The uniform is lingerie, but the play ain't delicate

The smack of football pads — a dull thunk in the sonic neighborhood of a fender bender — is gender neutral and decidedly unsexy. Quarterback Abbie Sullivan takes the snap, jackknifes straight back, and delivers a perfect spiral into the hands of an open receiver camped 20 yards downfield. A chorus of hits rings out at the line of scrimmage as the backfield burns down their adrenaline tanks going for the end zone. By the time the play is whistled dead, a cornerback is still wrapped around the legs of the ball handler, working to pull her overboard.

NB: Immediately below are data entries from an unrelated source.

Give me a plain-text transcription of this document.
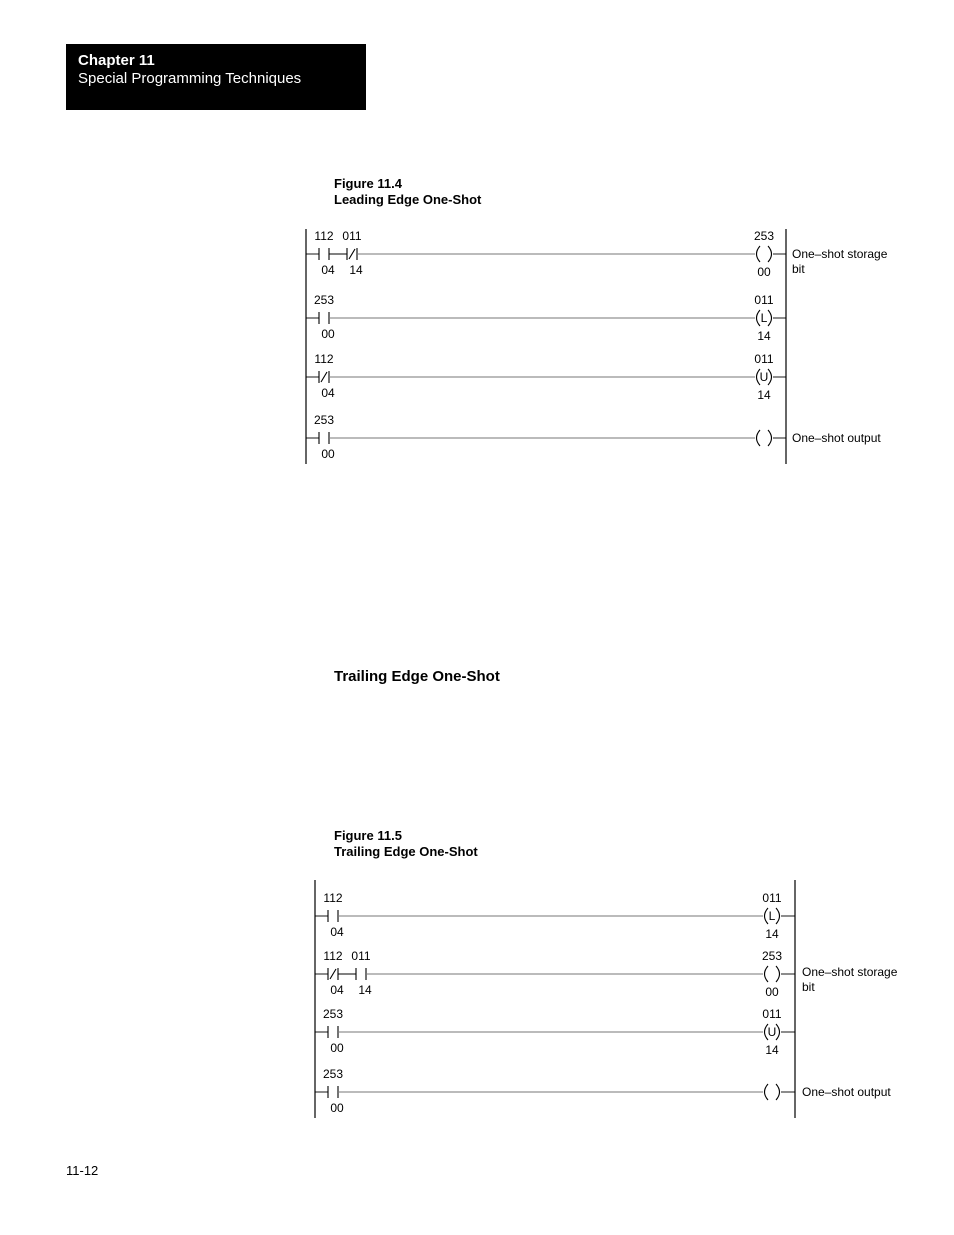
Chapter 11
Special Programming Techniques
Figure 11.4
Leading Edge One-Shot
112
04
011
14
253
00
One–shot storage bit
253
00
L
011
14
112
04
U
011
14
253
00
One–shot output
Trailing Edge One-Shot
Figure 11.5
Trailing Edge One-Shot
112
04
L
011
14
112
04
011
14
253
00
One–shot storage bit
253
00
U
011
14
253
00
One–shot output
11-12
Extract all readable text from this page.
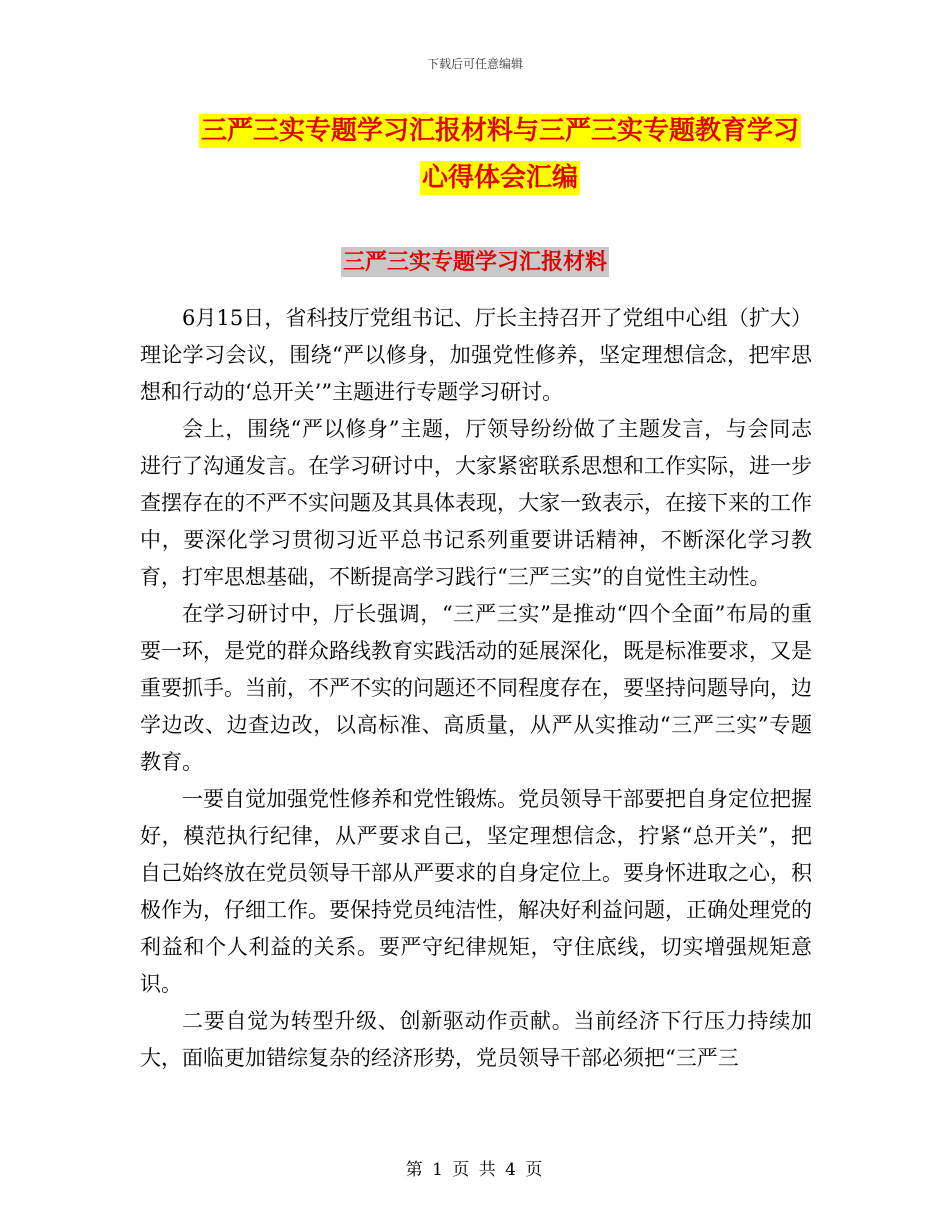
下载后可任意编辑
三严三实专题学习汇报材料与三严三实专题教育学习
心得体会汇编
三严三实专题学习汇报材料

6月15日，省科技厅党组书记、厅长主持召开了党组中心组（扩大）理论学习会议，围绕“严以修身，加强党性修养，坚定理想信念，把牢思想和行动的‘总开关’”主题进行专题学习研讨。

会上，围绕“严以修身”主题，厅领导纷纷做了主题发言，与会同志进行了沟通发言。在学习研讨中，大家紧密联系思想和工作实际，进一步查摆存在的不严不实问题及其具体表现，大家一致表示，在接下来的工作中，要深化学习贯彻习近平总书记系列重要讲话精神，不断深化学习教育，打牢思想基础，不断提高学习践行“三严三实”的自觉性主动性。

在学习研讨中，厅长强调，“三严三实”是推动“四个全面”布局的重要一环，是党的群众路线教育实践活动的延展深化，既是标准要求，又是重要抓手。当前，不严不实的问题还不同程度存在，要坚持问题导向，边学边改、边查边改，以高标准、高质量，从严从实推动“三严三实”专题教育。

一要自觉加强党性修养和党性锻炼。党员领导干部要把自身定位把握好，模范执行纪律，从严要求自己，坚定理想信念，拧紧“总开关”，把自己始终放在党员领导干部从严要求的自身定位上。要身怀进取之心，积极作为，仔细工作。要保持党员纯洁性，解决好利益问题，正确处理党的利益和个人利益的关系。要严守纪律规矩，守住底线，切实增强规矩意识。

二要自觉为转型升级、创新驱动作贡献。当前经济下行压力持续加大，面临更加错综复杂的经济形势，党员领导干部必须把“三严三

第 1 页 共 4 页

High above, the stadium lights of a local high school fend off a pitch-black sky swollen with rain showers. Another snap, another page from the playbook unravels.

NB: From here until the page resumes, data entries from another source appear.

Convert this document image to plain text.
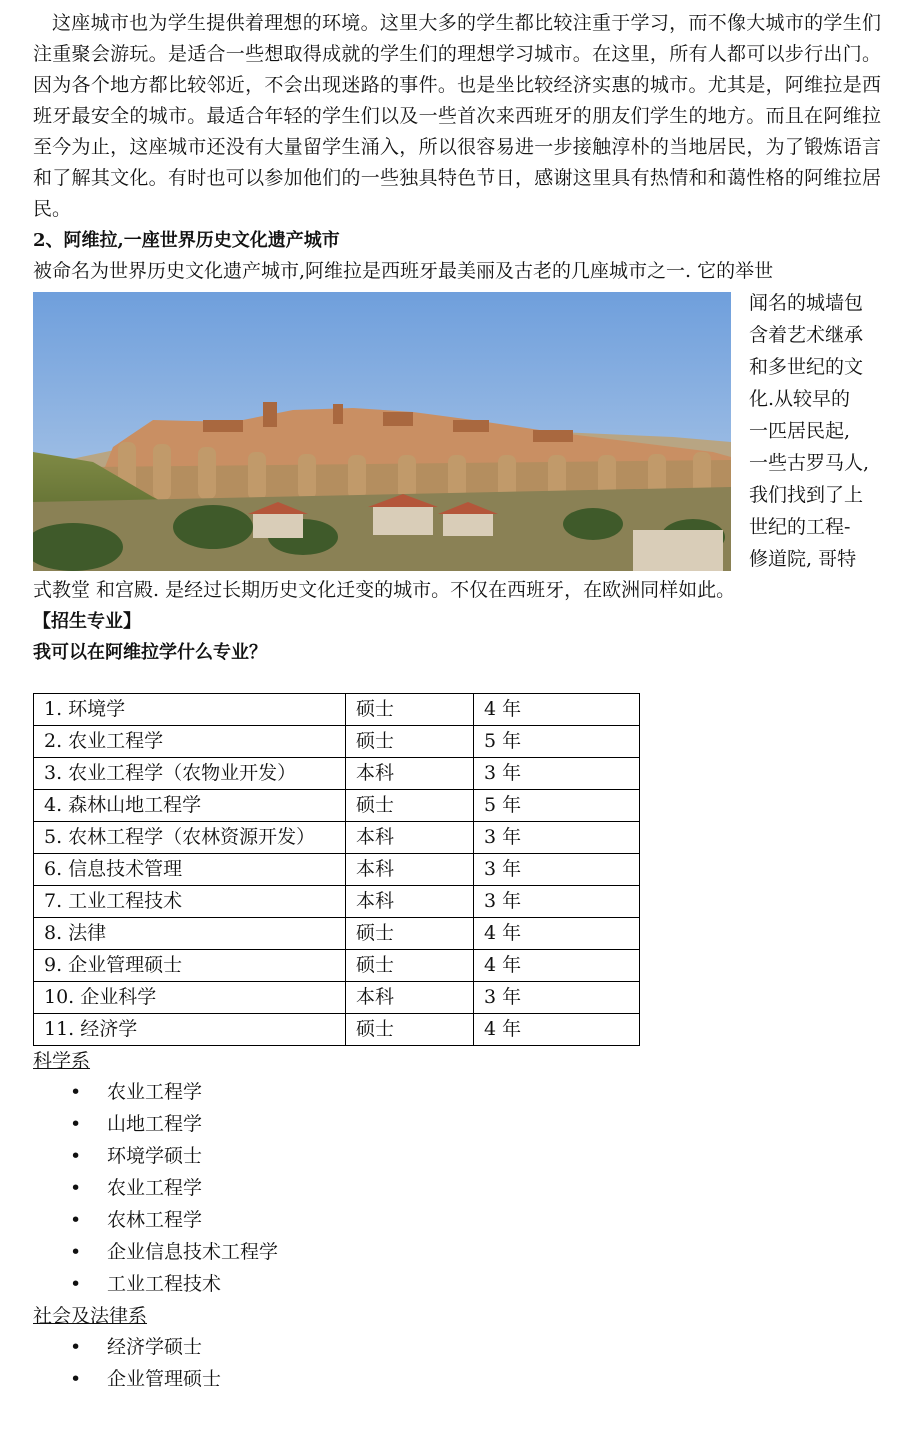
这座城市也为学生提供着理想的环境。这里大多的学生都比较注重于学习，而不像大城市的学生们注重聚会游玩。是适合一些想取得成就的学生们的理想学习城市。在这里，所有人都可以步行出门。因为各个地方都比较邻近，不会出现迷路的事件。也是坐比较经济实惠的城市。尤其是，阿维拉是西班牙最安全的城市。最适合年轻的学生们以及一些首次来西班牙的朋友们学生的地方。而且在阿维拉至今为止，这座城市还没有大量留学生涌入，所以很容易进一步接触淳朴的当地居民，为了锻炼语言和了解其文化。有时也可以参加他们的一些独具特色节日，感谢这里具有热情和和蔼性格的阿维拉居民。

2、阿维拉,一座世界历史文化遗产城市

被命名为世界历史文化遗产城市,阿维拉是西班牙最美丽及古老的几座城市之一. 它的举世

闻名的城墙包
含着艺术继承
和多世纪的文
化.从较早的
一匹居民起,
一些古罗马人,
我们找到了上
世纪的工程-
修道院, 哥特

式教堂 和宫殿. 是经过长期历史文化迁变的城市。不仅在西班牙，在欧洲同样如此。

【招生专业】

我可以在阿维拉学什么专业？

1. 环境学	硕士	4 年
2. 农业工程学	硕士	5 年
3. 农业工程学（农物业开发）	本科	3 年
4. 森林山地工程学	硕士	5 年
5. 农林工程学（农林资源开发）	本科	3 年
6. 信息技术管理	本科	3 年
7. 工业工程技术	本科	3 年
8. 法律	硕士	4 年
9. 企业管理硕士	硕士	4 年
10. 企业科学	本科	3 年
11. 经济学	硕士	4 年

科学系

• 农业工程学
• 山地工程学
• 环境学硕士
• 农业工程学
• 农林工程学
• 企业信息技术工程学
• 工业工程技术

社会及法律系

• 经济学硕士
• 企业管理硕士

The prep is for Friday, when the 20 women who fill the roster of the Cleveland Crush will put on half as much clothing and swap the practice field for Quicken Loans Arena. On that evening, before the uniquely trained eye of MTV2 cameras, the Crush will cut the ribbon on its inaugural season in the Lingerie Football League with a battle against the Baltimore Charm. According to the vagueries of Vegas, Baltimore is favored by six and a half.

Apart from betting lines, pretty much everything about the Lingerie Football League leaves little to the imagination. Now in its third season, the LFL pushes a brand of football that draws a mostly male audience (you were expecting schoolgirls?) with the promise of full contact and players that look like they stepped out of the Thunderdome's cheer section. The standard-issue getup: helmets that make small priority of actually concealing the player's face; shoulder, knee, and elbow pads; plus garters, sparkly bras, and booty shorts. That's it. The pre-game rave-ups and promotional materials are Maxim cover spreads breathed to life by club beats, with the league's standouts gyrating and shooting sexy daggers into the camera—not moves Colt McCoy could muster.

If most organized women's sports market their sex appeal on the sly, the LFL is openly fishing the waters. And that garish honesty has drawn prudish ire, eye-rolling dismissal, and perhaps an unfair rep as a holding pen for reality-TV wannabes, models, and other aspirants trying to start the clock on their 15 minutes. The league maintains that fans come for the beauty, then stay for the action – the football action, that is.

Keeping the fans in the seats is key; the league has pulled out of cities where attendance and enthusiasm were low. The big question mark hovering over the enterprise here is whether a rust-belt burg — where the gridiron is holy ground — will take football spiked with a heady dose of skin seriously. The Crush is gambling Cleveland will appreciate the balance.

Hell, even the players took some convincing.

"I saw the videos online and I didn't know what to expect," says linebacker Skye Leary, a tomboyish 29. "I thought it would be makeup and spandex. I'm not blond hair, double D's. I'm a flat-chested Irish Catholic from Cleveland."

Although she bides her office hours working in sales, Leary isn't new to knocking heads: She hails from a family of rugby players and has been playing since college. When she heard about the Crush, she was hesitant at first because of the sexed-up vibe. Once practice began, her concerns wilted.

"A lot of people don't really know what the league is," she says. "I try to explain, 'I don't wear a thong. I'm not prancing around in high heels,'" she says. "Yeah, it's hot girls in underwear, but we're doing something athletic and competitive."